A labyrinth, with an underground level and an adjacent pyramid? That’s a megadungeon right here!

Herodotus, The Histories – Extract – The Gate of the Dead Queen

This same queen [Nitocris] also contrived a snare of the following kind: — Over that gate of the city through which the greatest number of people passed she set up for herself a tomb above the very gate itself. And on the tomb she engraved writing which said: « If any of the kings of Babylon who come after me shall be in want of wealth, let him open my tomb and take as much as he desires; but let him not open it for no other cause, if he be not in want; for that will not be the better way. » This tomb was undisturbed until the kingdom came to Dareios; but to Dareios it seemed that it was a monstrous thing not to make any use of this gate, and also, when there was money lying there, not to take it, considering the inscription itself invited him to do so. Now he would not make any use of this gate because the corpse would have been above his head as he drove through. He then, I say, opened the tomb and found not indeed money but the corpse, with writing which said: « If you had not been insatiable for wealth and basely covetous, you would not have opened the resting-place of the dead. »

This is neat.

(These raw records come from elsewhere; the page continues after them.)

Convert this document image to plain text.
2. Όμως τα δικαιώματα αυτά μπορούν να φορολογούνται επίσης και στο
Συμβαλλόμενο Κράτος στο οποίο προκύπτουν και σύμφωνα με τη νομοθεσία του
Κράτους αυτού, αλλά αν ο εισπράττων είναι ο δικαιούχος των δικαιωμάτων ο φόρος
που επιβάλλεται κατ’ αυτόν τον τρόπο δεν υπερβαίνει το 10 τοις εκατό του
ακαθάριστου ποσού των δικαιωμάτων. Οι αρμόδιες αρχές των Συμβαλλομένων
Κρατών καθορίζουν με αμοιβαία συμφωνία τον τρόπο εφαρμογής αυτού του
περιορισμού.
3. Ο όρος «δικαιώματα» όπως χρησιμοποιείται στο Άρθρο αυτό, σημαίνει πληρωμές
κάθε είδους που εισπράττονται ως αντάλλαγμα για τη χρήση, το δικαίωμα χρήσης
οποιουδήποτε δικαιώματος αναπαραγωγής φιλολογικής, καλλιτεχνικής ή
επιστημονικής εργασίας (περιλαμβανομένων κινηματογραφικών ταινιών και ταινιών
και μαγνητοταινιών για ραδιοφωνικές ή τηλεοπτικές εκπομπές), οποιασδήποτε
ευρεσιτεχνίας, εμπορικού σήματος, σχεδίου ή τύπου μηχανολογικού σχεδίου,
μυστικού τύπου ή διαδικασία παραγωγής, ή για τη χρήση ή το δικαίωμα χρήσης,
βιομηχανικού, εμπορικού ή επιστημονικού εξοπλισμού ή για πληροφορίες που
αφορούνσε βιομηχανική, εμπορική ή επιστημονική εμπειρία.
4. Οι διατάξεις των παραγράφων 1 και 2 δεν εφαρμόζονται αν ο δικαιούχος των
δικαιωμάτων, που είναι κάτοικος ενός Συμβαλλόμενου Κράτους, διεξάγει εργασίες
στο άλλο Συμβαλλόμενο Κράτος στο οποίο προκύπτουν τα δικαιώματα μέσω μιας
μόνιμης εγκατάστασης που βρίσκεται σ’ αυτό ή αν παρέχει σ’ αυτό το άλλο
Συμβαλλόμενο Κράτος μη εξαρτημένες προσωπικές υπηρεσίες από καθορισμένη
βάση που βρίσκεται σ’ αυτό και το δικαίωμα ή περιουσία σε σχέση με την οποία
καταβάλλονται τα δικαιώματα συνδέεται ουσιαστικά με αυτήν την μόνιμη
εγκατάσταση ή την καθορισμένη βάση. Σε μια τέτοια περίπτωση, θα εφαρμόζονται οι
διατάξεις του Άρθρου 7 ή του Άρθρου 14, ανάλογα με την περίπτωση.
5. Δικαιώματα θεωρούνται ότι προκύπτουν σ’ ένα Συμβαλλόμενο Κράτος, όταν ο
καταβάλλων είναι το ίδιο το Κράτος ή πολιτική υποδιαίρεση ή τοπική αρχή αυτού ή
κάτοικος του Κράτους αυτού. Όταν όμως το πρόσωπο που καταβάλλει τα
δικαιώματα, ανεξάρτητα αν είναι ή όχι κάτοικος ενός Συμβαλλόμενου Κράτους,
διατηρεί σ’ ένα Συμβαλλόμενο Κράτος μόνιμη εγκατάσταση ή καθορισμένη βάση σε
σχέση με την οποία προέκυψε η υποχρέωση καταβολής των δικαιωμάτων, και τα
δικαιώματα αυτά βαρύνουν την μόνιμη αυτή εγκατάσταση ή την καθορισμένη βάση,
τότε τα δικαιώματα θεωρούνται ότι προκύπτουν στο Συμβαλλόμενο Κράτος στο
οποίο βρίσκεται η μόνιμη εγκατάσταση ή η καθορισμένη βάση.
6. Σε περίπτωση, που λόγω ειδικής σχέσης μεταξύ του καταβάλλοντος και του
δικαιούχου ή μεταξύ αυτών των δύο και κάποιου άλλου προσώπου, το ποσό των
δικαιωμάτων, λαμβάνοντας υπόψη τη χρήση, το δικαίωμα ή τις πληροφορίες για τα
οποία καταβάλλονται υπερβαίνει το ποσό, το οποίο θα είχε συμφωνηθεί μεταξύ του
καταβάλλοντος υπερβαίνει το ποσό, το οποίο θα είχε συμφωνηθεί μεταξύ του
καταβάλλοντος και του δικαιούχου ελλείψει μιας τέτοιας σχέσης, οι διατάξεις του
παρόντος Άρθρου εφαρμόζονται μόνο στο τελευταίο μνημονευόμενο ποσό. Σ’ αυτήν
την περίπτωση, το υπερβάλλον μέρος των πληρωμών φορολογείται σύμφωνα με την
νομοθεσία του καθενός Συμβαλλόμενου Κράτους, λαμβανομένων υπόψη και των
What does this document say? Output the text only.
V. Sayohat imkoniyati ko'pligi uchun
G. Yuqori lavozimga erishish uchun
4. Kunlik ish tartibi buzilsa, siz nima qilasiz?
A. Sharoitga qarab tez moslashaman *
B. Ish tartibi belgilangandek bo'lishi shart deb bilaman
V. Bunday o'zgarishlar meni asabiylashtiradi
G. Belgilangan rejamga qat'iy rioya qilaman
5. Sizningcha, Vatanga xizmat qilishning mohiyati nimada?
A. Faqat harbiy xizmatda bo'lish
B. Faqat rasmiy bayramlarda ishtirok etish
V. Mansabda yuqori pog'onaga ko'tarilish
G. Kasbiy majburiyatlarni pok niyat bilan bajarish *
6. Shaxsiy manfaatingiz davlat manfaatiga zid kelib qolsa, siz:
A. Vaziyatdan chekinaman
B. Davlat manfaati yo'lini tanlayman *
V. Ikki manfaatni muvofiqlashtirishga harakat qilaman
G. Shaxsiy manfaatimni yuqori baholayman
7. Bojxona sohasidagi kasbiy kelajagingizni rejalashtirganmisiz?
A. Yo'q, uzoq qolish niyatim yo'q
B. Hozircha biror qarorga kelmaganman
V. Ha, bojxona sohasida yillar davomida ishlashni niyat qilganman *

But I can’t help but think that in lieu of this mild disapproval it should have ended with a terrible world-shattering curse!

Herodotus, The Histories – Extract – Babylon, Lady of the Tower

[…] and in the midst of the temple precinct is built a solid tower measuring 606 feet both in length and in breadth, and on this tower another tower has been erected, and another again upon this, and so on up to the number of eight towers. An ascent to these has been built running outside round about all the towers; and when one reaches about the middle of the ascent one finds a stopping-place and seats to rest upon, on which those who ascend sit down and rest: and on the top of the last tower there is a large sanctuary, and in this cell a large couch is laid, well covered, and by it is placed a golden table. No image is there set up nor does any human being spend the night there except only one woman of the natives of the place, whomsoever the god shall choose from all the women, as say the Chaldeans who are the priests of this god.

I wonder, is Babylon’s the original archetype of a « princess » locked in (atop) a tower?